May 14, 2013 1:28 PM by Allison Bourne-Vanneck
With the day winding down along Bayou Amy in Henderson, Lieutenant John Bruce and his nephew make their way toward the water.
"I had hung a cross around here somewhere," Lt. John Bruce said.
This is last place John saw his brother James Bruce alive. James' son, Trent, was nine-years-old on that tragic day 12 years ago. John was at St. Martin Sheriff's Office when he got a phone call from his brother, but when he got to the phone, his brother had hung up.
"So we left. It was me and two other co-workers and we left and went searching for him, and we ended up finding him back here on the left. His car was parked at the edge of the tree line, and he was sitting in a chair next to the water. When we found him, he had a shot-gun to his chest, and was just sitting there crying," John Bruce said.
James was a 32-year-old father and military man, and was dealing with financial and marital problems. John spent an hour listening to his brother, and trying to stop James from pulling the trigger.
"He was crying, he was really hurting, he was hurting physically. There was nothing physically wrong with him, but he had so much pain in him that it did not hurt him. And it was right before, right before he pulled the trigger it was like he went at ease. Everything just kind of relaxed and he pulled the trigger," John Bruce said.
John frantically tried to save his brother's life.
"I went running, I grabbed my first aid kit when I came back I laid him down from the chair, and that's when I opened up his shirt to get to the wound that I...I just froze, I couldn't do anything," John Bruce said.
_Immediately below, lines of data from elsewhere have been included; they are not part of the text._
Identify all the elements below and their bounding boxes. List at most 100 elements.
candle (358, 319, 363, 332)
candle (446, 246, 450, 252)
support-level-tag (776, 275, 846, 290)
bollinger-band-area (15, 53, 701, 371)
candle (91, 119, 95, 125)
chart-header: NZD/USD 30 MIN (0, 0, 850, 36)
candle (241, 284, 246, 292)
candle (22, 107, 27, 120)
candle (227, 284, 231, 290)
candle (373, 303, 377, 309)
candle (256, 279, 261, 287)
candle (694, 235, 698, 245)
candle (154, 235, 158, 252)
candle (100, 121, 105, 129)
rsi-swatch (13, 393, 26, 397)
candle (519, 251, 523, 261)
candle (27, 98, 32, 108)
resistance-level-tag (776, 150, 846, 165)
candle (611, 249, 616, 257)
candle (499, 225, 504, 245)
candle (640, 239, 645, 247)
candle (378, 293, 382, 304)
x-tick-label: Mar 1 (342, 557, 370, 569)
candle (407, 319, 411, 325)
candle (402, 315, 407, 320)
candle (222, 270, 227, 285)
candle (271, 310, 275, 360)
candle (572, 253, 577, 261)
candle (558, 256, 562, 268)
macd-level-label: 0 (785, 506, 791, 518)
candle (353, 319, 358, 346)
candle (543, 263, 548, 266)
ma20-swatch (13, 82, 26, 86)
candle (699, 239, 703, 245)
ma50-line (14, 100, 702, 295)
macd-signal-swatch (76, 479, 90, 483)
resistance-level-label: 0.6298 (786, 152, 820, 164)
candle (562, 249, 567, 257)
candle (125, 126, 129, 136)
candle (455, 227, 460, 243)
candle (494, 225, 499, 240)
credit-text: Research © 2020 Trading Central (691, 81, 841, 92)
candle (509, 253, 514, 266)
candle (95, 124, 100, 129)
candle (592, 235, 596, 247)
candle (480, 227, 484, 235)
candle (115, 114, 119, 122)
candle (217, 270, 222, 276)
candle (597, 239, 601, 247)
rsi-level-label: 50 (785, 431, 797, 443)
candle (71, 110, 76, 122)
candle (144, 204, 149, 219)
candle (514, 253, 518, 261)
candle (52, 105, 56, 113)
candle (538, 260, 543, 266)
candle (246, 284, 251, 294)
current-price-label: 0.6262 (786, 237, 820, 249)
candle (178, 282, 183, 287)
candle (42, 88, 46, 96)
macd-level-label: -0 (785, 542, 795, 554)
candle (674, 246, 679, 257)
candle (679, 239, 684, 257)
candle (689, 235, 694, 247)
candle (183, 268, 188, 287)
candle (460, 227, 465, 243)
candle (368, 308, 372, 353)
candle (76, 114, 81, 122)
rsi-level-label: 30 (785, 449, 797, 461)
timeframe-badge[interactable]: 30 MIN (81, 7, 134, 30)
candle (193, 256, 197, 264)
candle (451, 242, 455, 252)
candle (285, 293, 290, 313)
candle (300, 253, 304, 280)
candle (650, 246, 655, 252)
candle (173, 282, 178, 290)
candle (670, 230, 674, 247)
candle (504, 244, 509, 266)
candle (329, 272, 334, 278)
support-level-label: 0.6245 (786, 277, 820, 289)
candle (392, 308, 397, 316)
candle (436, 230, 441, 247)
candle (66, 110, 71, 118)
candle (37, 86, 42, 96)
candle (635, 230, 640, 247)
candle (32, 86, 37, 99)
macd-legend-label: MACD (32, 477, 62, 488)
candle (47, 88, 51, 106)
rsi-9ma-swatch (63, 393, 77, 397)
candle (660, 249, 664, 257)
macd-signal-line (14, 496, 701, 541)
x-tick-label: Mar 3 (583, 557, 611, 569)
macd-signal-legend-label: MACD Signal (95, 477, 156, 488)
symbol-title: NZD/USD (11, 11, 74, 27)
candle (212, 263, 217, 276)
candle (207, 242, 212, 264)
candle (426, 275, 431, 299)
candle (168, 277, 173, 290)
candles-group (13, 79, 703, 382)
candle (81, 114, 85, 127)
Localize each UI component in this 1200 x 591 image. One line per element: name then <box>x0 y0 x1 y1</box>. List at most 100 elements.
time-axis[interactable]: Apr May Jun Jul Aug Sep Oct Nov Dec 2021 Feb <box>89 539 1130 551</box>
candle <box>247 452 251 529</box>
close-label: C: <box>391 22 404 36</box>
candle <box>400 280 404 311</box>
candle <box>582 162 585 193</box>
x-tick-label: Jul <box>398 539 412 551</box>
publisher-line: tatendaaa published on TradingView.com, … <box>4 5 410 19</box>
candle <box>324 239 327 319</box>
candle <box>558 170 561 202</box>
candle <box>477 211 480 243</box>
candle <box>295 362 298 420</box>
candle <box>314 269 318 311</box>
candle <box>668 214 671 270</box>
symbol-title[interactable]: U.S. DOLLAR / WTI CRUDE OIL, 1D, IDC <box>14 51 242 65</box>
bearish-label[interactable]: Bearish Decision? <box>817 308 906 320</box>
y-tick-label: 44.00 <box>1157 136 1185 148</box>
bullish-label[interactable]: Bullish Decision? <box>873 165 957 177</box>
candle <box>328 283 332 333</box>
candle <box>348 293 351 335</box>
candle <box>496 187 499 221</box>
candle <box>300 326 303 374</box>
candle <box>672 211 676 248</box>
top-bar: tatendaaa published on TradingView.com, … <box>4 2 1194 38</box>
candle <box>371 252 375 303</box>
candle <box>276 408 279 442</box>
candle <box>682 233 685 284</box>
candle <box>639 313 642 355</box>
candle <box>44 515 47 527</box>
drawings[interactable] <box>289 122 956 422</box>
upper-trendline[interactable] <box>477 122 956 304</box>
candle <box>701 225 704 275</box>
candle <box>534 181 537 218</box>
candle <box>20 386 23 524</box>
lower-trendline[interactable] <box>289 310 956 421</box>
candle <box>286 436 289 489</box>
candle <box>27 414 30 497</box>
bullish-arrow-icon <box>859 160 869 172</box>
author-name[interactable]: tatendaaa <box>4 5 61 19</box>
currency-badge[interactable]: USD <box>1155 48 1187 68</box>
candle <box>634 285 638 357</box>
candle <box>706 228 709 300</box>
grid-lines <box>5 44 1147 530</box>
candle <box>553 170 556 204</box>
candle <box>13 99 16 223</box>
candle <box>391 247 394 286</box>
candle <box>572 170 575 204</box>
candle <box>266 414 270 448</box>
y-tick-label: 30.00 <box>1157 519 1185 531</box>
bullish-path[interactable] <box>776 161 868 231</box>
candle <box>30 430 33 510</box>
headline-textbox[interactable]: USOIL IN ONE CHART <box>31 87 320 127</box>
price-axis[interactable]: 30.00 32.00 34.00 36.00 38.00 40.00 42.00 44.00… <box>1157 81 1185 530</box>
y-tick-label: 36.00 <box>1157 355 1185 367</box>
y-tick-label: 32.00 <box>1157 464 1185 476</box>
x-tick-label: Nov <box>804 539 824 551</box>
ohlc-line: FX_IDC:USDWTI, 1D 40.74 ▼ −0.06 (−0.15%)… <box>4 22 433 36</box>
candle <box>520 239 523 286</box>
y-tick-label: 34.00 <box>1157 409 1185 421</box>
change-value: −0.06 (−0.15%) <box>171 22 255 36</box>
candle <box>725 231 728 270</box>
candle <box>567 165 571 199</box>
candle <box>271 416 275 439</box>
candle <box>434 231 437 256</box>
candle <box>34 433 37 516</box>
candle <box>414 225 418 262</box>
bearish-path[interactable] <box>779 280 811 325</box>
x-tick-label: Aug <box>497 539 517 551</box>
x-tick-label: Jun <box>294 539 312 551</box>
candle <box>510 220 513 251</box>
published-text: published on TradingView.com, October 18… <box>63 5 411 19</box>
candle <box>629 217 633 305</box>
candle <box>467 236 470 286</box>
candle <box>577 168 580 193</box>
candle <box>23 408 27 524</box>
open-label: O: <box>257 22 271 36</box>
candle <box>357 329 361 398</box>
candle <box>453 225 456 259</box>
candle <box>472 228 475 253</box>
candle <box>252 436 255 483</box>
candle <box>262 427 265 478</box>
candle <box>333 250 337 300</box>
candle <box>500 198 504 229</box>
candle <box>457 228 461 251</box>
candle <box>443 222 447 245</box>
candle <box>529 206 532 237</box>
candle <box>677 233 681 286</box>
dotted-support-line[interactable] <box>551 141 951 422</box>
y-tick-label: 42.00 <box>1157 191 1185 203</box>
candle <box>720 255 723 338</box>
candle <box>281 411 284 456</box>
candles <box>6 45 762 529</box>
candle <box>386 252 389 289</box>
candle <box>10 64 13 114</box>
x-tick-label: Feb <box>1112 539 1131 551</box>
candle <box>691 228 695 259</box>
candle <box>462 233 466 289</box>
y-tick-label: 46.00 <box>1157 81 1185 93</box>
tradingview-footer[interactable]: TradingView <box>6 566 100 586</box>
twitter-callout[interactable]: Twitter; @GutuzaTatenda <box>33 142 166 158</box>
His co-workers took over, and tried to revive James but couldn't. To this day, John grieves.
"You never stop grieving. When you stop grieving, that's when something is wrong," John Bruce said.
"It hurts, it hurts just as much today as it did years ago," Trent Bruce said.
Trent says anyone contemplating suicide should know it's not the answer.
"You hurt so many more people around you than you realize. Where you think no one cares or anything like that, people do," Trent Bruce said.
"I'm hoping that by telling my story, that people won't think that suicide is taboo. This is a real event that people need to work through, and they need to be there for one another. And they need to realize that there is help available. They just need to reach out for it," John Bruce said.
And know that no matter how dark life may seem, there is a light hope and a future.